Retirement Survey Results
Last week’s Wells Fargo retirement survey indicates that many Americans express worry about their retirement prospects: respondents predict they will need a nest egg of $300,000, but have saved just $20,000 of that amount for retirement (figures are medians: the midpoint of responses). The survey found that 72% of middle-class Americans between the ages of 25 and 69 expect to work through their retirement years. Other top findings from the survey are below:
- 20-somethings are the least confident about investing in the stock market, and are most likely to put their savings in a bank CD rather than invest in stocks.
- 40-somethings are under the most financial stress of any age group. They are dramatically less likely to have pensions than older workers, and economic strains are most likely to be causing tension in their households. 80% of them expect to work through retirement, vs. 54% of 60-somethings.
- Those surveyed expressed strong support for reforms that would encourage additional saving. Respondents overwhelmingly (79%) want employers to offer more advice to help manage their retirement plans – guidance that is difficult for employers to provide under current regulations.
- Only a third (33%) of those surveyed have a detailed written retirement plan.
- Compared with Americans who are married or partnered, single Americans are more confident in the future of Social Security and expect to spend less on healthcare during retirement.
- Two thirds (65%) believe they should be saving more and could be if they got more guidance or advice.
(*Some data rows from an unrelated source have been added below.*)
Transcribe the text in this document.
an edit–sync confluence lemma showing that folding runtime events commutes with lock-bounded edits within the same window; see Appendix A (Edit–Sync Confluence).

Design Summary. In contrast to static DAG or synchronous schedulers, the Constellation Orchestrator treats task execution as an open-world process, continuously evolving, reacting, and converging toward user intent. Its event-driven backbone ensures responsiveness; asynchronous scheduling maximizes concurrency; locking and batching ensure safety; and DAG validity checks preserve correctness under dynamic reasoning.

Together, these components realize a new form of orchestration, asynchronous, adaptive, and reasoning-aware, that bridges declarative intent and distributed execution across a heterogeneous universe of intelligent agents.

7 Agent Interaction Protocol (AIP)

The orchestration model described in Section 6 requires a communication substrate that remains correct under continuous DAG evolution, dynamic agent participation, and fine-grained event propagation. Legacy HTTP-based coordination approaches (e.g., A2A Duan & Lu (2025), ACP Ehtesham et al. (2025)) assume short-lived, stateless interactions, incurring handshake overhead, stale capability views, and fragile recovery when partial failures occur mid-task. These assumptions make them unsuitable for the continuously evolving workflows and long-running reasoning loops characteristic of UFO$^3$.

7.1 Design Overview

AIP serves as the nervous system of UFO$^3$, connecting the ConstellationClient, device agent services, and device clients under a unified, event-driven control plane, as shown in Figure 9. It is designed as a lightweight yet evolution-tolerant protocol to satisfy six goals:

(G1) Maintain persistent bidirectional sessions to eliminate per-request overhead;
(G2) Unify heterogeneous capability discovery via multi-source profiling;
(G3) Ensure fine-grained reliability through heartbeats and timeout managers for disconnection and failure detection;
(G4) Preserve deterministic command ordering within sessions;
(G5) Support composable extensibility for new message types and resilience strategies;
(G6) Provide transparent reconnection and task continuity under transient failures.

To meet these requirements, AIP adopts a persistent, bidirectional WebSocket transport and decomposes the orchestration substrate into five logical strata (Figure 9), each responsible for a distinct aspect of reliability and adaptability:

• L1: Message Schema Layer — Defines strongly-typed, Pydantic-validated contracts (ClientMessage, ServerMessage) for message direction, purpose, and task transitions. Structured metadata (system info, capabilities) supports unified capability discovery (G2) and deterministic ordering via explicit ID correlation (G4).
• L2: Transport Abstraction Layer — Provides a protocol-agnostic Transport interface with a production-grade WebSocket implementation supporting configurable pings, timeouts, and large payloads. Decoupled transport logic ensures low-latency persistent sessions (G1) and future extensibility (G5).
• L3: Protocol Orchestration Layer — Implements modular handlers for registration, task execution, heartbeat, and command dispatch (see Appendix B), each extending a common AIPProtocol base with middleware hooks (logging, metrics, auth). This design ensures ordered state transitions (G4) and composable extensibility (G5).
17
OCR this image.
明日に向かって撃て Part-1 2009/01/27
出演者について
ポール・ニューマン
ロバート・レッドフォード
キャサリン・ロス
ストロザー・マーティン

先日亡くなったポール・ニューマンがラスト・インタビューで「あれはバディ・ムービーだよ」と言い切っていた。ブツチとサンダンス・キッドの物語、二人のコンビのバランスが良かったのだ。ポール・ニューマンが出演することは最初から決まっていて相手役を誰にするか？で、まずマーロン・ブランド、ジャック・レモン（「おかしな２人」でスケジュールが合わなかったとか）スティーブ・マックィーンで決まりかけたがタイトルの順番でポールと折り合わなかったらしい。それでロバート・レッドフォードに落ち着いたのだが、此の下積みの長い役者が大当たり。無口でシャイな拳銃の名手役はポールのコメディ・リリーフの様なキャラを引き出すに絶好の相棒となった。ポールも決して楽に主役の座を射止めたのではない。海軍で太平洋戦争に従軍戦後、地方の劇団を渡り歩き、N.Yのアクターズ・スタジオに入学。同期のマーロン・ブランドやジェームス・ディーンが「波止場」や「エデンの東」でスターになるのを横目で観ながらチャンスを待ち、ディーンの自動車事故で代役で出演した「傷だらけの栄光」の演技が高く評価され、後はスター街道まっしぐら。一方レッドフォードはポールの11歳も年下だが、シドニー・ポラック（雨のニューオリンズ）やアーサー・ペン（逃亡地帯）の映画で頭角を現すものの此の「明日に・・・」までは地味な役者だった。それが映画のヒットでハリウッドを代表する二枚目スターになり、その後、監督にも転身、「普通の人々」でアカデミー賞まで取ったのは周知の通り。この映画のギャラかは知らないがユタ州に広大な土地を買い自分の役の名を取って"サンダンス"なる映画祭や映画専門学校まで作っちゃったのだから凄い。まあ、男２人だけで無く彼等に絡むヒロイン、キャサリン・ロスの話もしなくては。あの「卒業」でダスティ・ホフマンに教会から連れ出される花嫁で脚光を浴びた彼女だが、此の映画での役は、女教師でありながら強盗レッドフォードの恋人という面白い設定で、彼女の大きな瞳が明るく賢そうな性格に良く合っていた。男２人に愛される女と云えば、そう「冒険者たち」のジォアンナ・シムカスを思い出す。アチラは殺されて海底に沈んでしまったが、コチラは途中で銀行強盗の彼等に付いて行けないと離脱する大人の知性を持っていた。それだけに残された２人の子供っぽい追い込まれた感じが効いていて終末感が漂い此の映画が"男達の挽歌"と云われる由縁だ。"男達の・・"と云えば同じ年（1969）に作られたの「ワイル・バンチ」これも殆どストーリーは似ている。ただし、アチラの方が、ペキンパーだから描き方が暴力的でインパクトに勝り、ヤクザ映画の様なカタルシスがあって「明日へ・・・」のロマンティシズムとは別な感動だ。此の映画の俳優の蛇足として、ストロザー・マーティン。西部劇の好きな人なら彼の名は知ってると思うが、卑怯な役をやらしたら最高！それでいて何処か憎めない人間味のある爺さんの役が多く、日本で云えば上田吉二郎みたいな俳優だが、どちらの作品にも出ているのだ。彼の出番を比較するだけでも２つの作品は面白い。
How Much Do Mortgage Banks Make?
Figures from the MBA showed that independent mortgage banks and subsidiaries made an average profit of $1,423 on each loan they originated in the third quarter of 2010, up from $917 per loan in the second quarter. “The increase was driven by higher secondary marketing gains that increased from $3,455 per loan in the second quarter 2010 to $4,069 per loan in the third quarter 2010. The secondary marketing gains offset further increases in the cost to originate a loan.”
Fed Meeting Recap
The Federal Open Market Committee met, and left overnight rates unchanged at a range of 0-.25%. We are all learning, however, that there is little correlation between overnight rates and mortgage rates. The actual announcement had some choice, albeit expected, tidbits. “The economic recovery is continuing, though at a rate that has been insufficient to bring down unemployment. Household spending is increasing at a moderate pace, but remains constrained by high unemployment, modest income growth, lower housing wealth, and tight credit. Investment in nonresidential structures continues to be weak. Employers remain reluctant to add to payrolls. The housing sector continues to be depressed. The Committee decided today to continue expanding its holdings of securities as announced in November. The Committee will maintain its existing policy of reinvesting principal payments from its securities holdings. In addition, the Committee intends to purchase $600 billion of longer-term Treasury securities by the end of the second quarter of 2011, a pace of about $75 billion per month…continues to anticipate that economic conditions, including low rates of resource utilization, subdued inflation trends, and stable inflation expectations, are likely to warrant exceptionally low levels for the federal funds rate for an extended period.”
After this was released, once again it seemed that half the e-mails on everyone’s computers were from investors making prices worse due to the bond market selling off – even though there was really nothing new in the language. The yield on the 10-yr Treasury note reached 3.45%, May levels.
This morning we have the Consumer Price Index and some Empire State (NY) manufacturing numbers. We’ve already had the MBA’s application index: apps were down for the 3rd week in a row. Falling 2.3% overall, purchases were down 5% while refi’s were only down slightly. The November CPI was +.1%, ex-food & energy +.1%, Empire +10.57 versus a down number last month. Industrial Production and Capacity Utilization come out later on this morning. With next week, and the week after, being a holiday week, and a slug of Treasury supply between Christmas & New Year’s, traders believe that they need to see solid participation from “real money players” to push rates back down. After the CPI we find the 10-yr at 3.43% and MBS prices worse about .125.